Additionally, given that opioids are commonly the first choice for post-operative pain research has been exploring different avenues to accomplish similar goals. A research team developed a multimodal technique for the control of pain following knee and hip surgery, called local infiltration analgesia (LIA). It is based on systematic infiltration of a mixture of ropivacaine, ketorolac, and adrenaline into the tissues around the surgical field to achieve satisfactory pain control with little physiological disturbance. The technique allows virtually immediate mobilization and earlier discharge from hospital. Pain control was generally satisfactory, numerical rating scale pain score range 0-3. No morphine was required for postoperative pain control in two-thirds of the patients. Most patients were able to walk with assistance between 5 and 6 hours after surgery and independent mobility was achieved 13-22 hours after surgery. Orthostatic hypotension, nausea, and vomiting were occasionally associated with standing for the first time, but other side effects were unremarkable. Thus, local infiltration analgesia is simple, practical, safe, and effective for pain management after knee and hip surgery.
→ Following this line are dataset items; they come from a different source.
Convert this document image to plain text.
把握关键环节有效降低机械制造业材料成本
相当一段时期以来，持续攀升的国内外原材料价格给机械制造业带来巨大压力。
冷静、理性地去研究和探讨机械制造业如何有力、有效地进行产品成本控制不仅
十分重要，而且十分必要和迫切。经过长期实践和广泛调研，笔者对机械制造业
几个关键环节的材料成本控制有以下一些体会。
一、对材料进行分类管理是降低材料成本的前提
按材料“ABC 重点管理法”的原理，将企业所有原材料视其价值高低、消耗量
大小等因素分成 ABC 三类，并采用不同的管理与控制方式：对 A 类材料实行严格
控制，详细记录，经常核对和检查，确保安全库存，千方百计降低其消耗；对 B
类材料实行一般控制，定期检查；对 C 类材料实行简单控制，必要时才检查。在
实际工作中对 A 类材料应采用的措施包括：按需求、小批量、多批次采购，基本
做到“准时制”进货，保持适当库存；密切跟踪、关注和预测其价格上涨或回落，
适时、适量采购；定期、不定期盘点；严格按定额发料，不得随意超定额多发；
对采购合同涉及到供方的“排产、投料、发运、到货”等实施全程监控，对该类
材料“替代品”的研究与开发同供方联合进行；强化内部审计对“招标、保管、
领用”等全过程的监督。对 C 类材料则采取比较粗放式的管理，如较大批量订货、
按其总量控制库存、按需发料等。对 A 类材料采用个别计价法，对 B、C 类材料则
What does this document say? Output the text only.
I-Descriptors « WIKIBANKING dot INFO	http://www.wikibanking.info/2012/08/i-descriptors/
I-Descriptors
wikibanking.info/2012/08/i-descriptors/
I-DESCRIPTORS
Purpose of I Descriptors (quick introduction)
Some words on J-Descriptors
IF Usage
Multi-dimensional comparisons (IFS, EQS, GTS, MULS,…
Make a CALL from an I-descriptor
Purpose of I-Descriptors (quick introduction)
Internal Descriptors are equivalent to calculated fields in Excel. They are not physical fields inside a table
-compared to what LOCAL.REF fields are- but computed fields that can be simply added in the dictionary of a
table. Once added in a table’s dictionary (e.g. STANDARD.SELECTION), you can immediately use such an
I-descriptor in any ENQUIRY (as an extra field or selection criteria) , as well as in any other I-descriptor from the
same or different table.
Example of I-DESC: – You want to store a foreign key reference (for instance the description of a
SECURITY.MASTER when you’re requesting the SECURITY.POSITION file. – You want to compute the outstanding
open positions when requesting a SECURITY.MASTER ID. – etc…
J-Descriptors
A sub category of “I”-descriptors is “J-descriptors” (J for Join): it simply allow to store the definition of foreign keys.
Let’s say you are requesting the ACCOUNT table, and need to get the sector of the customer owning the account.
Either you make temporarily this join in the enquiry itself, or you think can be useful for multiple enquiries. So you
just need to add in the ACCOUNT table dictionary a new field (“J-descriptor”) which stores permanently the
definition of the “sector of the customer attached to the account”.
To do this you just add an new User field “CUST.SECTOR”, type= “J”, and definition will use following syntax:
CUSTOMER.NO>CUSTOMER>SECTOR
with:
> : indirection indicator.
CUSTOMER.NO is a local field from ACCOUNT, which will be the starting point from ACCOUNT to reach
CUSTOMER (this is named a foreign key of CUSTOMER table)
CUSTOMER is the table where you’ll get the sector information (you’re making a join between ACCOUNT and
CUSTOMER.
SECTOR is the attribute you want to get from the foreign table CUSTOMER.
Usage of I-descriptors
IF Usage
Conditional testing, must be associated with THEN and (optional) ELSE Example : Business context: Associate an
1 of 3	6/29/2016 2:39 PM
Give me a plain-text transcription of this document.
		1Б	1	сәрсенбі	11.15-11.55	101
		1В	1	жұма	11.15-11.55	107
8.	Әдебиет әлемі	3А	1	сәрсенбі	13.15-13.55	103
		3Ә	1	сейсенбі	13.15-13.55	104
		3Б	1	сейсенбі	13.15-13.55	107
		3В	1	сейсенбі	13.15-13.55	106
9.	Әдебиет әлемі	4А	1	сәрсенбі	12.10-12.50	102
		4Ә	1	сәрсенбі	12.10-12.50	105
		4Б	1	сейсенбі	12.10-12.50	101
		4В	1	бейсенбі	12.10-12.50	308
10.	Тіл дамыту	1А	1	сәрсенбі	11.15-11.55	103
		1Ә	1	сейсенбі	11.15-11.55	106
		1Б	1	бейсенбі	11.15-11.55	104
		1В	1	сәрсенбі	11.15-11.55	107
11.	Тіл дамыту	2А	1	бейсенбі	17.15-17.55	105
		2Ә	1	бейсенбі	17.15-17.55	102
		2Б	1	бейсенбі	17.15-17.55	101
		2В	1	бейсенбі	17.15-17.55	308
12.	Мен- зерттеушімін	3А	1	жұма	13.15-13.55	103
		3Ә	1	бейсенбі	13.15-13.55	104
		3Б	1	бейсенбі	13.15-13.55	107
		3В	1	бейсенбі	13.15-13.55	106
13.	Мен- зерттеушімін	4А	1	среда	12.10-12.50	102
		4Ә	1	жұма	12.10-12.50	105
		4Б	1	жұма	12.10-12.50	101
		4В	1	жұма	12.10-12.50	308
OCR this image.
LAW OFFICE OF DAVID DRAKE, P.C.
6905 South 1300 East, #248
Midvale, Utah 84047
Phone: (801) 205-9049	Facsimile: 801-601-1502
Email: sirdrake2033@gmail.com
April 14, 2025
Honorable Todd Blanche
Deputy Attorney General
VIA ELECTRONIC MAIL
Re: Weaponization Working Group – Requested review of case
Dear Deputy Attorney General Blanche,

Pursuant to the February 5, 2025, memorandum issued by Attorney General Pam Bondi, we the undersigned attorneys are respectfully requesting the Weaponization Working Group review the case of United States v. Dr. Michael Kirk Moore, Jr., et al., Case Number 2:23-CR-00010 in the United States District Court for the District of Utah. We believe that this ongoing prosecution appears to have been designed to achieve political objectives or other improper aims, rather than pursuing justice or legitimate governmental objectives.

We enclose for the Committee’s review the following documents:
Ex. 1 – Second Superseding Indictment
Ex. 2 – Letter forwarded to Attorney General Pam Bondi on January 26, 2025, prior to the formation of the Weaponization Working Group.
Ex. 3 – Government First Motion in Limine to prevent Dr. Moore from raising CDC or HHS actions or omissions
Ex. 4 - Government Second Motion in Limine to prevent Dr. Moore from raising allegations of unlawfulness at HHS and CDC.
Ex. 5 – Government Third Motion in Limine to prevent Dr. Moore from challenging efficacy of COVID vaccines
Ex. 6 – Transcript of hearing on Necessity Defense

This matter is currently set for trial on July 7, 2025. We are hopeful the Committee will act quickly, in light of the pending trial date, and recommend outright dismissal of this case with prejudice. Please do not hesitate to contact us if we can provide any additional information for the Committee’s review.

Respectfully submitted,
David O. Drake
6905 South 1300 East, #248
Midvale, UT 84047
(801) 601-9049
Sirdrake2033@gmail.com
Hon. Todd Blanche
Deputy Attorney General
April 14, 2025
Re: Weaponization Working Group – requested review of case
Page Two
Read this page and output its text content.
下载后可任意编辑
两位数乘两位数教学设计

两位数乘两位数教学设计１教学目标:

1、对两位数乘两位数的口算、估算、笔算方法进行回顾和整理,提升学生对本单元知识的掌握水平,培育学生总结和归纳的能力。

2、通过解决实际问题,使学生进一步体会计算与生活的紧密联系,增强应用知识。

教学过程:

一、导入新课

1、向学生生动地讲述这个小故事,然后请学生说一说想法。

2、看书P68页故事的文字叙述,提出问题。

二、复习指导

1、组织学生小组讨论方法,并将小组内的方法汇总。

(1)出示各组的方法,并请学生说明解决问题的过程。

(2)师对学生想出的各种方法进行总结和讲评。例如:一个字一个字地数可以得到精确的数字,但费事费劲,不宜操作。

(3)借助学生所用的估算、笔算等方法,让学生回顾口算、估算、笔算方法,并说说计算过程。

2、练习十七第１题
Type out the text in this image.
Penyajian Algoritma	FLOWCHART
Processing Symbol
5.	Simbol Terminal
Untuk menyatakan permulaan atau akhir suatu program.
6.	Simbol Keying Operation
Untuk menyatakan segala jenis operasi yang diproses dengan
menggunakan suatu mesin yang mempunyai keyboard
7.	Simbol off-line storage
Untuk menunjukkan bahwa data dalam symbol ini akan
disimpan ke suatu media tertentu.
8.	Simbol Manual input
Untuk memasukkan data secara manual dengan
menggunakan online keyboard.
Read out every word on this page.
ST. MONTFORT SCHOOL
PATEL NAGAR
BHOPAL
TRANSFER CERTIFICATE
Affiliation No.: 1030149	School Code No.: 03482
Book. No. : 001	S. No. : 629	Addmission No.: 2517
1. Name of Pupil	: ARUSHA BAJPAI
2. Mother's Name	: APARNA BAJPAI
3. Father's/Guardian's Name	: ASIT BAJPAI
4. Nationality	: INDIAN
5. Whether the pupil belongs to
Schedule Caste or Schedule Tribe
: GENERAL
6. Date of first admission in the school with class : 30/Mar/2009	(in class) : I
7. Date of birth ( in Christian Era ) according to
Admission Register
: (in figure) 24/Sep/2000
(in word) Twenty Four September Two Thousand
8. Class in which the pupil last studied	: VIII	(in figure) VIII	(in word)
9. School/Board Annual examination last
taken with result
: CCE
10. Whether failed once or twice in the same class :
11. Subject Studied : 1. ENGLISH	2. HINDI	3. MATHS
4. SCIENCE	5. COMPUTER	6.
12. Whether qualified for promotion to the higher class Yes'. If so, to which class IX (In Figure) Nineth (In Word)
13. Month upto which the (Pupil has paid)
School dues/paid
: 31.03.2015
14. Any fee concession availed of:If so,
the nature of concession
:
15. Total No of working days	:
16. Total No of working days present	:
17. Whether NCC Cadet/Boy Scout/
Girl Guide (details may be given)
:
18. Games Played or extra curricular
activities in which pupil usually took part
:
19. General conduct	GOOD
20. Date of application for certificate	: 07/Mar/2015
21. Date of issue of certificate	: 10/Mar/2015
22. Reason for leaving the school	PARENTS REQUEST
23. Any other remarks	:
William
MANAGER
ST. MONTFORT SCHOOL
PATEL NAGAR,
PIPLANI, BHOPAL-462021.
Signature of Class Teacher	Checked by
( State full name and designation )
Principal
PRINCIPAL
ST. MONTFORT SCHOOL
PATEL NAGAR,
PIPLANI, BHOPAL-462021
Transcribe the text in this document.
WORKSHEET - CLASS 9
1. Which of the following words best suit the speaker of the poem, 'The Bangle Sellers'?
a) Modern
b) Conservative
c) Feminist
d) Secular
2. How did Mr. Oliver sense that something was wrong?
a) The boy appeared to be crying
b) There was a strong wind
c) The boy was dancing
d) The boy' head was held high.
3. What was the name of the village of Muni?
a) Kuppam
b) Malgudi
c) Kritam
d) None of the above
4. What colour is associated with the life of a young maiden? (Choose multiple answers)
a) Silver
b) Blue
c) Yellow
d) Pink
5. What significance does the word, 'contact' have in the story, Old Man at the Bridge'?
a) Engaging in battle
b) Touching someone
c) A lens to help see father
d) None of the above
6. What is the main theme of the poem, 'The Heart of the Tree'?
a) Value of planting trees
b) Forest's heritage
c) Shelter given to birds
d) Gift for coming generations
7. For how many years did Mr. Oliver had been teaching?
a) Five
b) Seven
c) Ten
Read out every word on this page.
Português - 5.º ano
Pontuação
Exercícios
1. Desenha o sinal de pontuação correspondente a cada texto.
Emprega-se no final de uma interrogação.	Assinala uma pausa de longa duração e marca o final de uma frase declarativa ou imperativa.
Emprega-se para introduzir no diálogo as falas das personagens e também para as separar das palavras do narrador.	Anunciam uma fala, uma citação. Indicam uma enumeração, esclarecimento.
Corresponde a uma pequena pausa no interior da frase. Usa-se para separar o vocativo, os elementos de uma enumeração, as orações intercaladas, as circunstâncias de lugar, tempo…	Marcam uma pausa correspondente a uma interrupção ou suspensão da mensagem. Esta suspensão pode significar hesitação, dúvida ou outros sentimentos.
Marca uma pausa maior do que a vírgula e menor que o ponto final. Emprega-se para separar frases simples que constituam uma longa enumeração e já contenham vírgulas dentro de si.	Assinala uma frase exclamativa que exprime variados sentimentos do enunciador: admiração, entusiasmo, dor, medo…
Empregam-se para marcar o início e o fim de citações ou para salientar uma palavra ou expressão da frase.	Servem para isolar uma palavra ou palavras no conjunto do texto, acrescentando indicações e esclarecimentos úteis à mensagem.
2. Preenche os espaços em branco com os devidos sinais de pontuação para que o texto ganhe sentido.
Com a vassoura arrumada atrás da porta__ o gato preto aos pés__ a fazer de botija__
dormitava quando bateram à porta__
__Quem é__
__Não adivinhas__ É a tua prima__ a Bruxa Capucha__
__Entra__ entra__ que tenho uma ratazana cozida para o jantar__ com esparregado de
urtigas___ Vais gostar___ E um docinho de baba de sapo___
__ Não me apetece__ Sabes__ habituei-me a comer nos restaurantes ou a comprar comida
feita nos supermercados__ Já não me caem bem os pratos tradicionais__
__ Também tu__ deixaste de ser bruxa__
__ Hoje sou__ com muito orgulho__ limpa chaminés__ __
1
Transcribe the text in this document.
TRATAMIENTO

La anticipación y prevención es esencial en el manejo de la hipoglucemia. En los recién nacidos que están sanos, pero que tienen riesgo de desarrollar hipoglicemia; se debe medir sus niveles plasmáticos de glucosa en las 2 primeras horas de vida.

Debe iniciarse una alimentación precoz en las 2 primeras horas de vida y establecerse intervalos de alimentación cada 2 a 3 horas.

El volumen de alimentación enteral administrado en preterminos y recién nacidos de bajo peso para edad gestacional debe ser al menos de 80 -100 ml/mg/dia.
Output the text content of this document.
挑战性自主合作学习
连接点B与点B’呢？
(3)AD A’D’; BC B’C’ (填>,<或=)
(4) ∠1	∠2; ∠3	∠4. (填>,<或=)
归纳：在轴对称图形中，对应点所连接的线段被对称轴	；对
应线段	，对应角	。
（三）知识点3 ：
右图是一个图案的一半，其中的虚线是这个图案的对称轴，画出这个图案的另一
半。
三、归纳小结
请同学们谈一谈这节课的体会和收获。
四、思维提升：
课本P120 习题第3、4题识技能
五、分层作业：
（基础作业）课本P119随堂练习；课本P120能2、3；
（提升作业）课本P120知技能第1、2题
Yet, even with new treatments such as LIA and adjuncts like cannabinoids, opioid dependence has continued to rise exponentially. The US prescribes 50x more opioids than the rest of the world combined with the market now rising over a $446-billion-dollar enterprise. Furthermore, opioid emergency room poising visits are all too common, especially in the younger populations, and for many individuals it is too late. There is pressure for pain medicine to shift away from reliance on opioids, ineffective procedures and surgeries toward comprehensive pain management that includes evidence-based nonpharmacologic options . An alarming amount of patients shift from short term use of opioids to chronic use and this has proven to increase as individuals are prescribed them for as little as 5 days. This is likely due to the phenomena of opioid induced hyperalgesia, or an increased pain response when the body is deprived of the opioid substance as well as a craving for the euphoria that is commonly associated with most opioid containing substances.